J'ai lu, Sire, vos vers avec un plaisir infini. C'est Horace dans ses odes galantes, c'est Virgile dans ses Bucoliques, jusqu'au milieu de la pièce, et c'est encore le même Virgile dépeignant les fureurs de la guerre dans son Énéide. Toute cette pièce est fort correcte, et la facilité de l'expression ne fait rien perdre à la justesse des pensées et à la précision du style. V. M. est trop bonne de songer à vouloir me donner des porcelaines.

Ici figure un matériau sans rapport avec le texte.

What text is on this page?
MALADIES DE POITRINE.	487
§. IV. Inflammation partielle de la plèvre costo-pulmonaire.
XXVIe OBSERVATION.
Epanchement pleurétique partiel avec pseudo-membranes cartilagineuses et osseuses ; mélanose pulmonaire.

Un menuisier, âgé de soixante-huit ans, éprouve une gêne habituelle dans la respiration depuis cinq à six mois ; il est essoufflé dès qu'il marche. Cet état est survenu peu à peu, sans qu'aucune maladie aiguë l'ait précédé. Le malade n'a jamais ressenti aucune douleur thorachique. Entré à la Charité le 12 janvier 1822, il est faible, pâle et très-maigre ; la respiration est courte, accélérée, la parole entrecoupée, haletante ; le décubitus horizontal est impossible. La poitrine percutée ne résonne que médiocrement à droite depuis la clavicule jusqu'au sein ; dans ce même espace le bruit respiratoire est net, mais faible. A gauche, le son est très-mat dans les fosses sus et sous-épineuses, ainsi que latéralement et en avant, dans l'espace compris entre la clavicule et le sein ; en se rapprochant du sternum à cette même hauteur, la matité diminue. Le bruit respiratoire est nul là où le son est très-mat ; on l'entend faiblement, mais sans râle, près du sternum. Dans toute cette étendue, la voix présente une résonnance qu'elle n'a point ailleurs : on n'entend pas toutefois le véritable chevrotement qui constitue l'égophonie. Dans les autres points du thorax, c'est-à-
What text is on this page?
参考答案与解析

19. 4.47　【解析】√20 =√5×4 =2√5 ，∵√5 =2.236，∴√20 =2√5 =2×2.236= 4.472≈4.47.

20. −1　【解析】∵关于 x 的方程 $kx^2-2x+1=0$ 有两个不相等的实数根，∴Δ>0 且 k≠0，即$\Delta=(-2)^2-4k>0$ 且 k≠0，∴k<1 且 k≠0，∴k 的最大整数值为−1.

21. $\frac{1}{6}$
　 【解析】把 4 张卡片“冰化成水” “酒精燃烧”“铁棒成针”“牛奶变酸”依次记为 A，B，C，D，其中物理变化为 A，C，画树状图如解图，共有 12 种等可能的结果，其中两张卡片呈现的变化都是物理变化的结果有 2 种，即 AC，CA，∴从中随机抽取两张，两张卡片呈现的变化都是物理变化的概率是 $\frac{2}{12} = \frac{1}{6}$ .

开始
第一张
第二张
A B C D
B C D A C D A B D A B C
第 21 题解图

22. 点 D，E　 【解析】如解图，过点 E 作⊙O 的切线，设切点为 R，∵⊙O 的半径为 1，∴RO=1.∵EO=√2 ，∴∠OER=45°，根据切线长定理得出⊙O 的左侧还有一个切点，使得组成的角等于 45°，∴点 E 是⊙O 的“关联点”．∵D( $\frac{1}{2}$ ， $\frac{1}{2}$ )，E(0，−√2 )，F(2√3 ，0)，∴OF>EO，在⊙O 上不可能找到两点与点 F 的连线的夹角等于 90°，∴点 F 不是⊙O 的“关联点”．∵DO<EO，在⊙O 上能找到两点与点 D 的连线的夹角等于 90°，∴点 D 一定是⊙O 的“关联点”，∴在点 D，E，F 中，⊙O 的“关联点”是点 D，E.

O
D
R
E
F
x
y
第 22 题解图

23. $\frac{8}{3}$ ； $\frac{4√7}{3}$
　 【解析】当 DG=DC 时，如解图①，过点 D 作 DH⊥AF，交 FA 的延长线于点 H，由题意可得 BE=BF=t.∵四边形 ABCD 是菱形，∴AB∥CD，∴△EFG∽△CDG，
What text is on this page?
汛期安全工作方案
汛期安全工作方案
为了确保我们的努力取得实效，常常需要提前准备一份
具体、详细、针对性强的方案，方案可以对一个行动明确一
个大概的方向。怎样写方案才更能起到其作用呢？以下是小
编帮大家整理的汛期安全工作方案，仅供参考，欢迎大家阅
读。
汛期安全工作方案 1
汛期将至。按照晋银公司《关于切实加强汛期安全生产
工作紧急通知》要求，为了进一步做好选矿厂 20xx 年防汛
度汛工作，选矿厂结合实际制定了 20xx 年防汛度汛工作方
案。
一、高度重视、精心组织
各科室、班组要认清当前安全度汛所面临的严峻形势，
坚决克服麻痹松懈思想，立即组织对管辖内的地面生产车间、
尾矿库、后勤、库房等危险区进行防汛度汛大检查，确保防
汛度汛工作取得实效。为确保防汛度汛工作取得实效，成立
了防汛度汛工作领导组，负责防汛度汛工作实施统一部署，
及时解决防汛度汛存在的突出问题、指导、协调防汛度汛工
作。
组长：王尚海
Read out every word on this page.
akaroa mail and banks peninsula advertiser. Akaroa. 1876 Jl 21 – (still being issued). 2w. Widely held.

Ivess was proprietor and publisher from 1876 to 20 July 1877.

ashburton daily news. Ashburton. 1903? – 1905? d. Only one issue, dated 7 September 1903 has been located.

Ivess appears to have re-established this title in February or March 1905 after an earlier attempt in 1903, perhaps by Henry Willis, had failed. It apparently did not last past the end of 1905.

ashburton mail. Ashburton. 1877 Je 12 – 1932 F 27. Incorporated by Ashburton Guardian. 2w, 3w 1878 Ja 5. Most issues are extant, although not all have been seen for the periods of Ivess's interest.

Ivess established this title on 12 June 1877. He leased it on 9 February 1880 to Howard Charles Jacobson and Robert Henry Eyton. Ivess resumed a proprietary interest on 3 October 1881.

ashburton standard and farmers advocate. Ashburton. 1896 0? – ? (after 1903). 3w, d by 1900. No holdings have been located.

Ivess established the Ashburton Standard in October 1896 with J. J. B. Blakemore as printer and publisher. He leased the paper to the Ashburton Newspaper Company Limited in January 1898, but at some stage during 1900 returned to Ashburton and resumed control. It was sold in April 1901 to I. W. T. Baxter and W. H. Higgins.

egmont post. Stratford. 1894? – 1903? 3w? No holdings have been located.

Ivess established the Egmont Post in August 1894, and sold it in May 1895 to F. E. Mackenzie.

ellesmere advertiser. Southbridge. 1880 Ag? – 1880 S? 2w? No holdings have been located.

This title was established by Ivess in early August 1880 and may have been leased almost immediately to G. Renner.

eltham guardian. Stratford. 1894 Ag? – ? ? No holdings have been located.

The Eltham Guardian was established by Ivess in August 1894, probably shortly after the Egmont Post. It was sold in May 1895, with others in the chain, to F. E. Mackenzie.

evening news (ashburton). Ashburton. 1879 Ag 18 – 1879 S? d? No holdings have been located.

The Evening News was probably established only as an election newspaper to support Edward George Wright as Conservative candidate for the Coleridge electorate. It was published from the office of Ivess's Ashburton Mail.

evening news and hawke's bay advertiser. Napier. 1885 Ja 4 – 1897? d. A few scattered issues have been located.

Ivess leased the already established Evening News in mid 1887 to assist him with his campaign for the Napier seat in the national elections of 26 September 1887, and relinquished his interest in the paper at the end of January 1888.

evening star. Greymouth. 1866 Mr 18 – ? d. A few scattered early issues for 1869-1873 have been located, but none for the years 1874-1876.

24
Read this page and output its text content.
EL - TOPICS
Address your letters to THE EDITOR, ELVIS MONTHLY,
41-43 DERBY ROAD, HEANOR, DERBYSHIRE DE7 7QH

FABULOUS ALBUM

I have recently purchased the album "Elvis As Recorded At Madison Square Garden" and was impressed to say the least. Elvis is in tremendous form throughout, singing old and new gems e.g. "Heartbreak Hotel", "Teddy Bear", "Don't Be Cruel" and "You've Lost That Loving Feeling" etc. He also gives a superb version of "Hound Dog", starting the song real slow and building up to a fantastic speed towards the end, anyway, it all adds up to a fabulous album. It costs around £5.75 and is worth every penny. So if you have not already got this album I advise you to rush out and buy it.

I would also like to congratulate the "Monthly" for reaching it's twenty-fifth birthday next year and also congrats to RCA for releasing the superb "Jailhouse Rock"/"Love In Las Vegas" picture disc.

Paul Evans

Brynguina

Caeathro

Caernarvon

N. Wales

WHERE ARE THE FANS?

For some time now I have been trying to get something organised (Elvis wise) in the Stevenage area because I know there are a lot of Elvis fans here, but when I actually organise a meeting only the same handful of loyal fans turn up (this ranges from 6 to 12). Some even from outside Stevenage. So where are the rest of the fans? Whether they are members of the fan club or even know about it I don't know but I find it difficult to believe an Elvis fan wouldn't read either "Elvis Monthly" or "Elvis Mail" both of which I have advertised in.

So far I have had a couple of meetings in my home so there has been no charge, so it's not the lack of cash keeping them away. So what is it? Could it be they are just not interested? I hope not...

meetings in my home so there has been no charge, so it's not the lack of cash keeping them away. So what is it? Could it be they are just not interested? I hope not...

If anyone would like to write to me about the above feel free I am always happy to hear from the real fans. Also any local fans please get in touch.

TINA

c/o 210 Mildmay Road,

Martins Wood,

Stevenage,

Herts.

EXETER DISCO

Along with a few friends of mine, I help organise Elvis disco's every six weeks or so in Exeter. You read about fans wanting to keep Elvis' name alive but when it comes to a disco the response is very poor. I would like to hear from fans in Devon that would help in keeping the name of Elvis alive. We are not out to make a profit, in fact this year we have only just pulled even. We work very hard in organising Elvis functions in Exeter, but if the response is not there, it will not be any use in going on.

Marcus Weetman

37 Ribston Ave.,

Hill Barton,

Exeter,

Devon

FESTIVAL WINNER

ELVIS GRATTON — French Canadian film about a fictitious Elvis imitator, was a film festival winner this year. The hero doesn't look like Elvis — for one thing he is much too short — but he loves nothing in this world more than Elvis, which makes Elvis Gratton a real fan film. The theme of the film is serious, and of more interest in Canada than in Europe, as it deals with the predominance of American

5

Comment a-t-elle assez de complaisance, au milieu des affaires importantes qui l'occupent, pour penser à des choses qui ont aussi peu de rapport aux grands objets dont elle doit naturellement être affectée? Mais puisque V. M. me fait la grâce de m'écrire qu'elle peut m'en envoyer sans que cela la dérange en aucune manière, je lui dirai naturellement que j'ai acheté à Hambourg, dans la vente de Schimmelmann, des cafetières, tasses, théières, etc. Ainsi, si <161>V. M. juge à propos de m'envoyer quelques plats et quelques assiettes, je les conserverai soigneusement; et, à la paix, il ne manquerait rien à mon bonheur, si je pouvais m'en servir pour lui offrir à Potsdam, dans une maison que je meublerais assez bien, un repas philosophique. Si V. M. daignait m'accorder cette faveur, je m'écrierais alors comme le grand prêtre Siméon : « Seigneur, tu peux maintenant disposer de ton serviteur en paix, puisque mes yeux ont vu mon Sauveur. »180-a J'ai l'honneur, etc.


179-a Voyez t. I. p. 241.

180-a Saint Luc, chap. II, v. 29 et 30.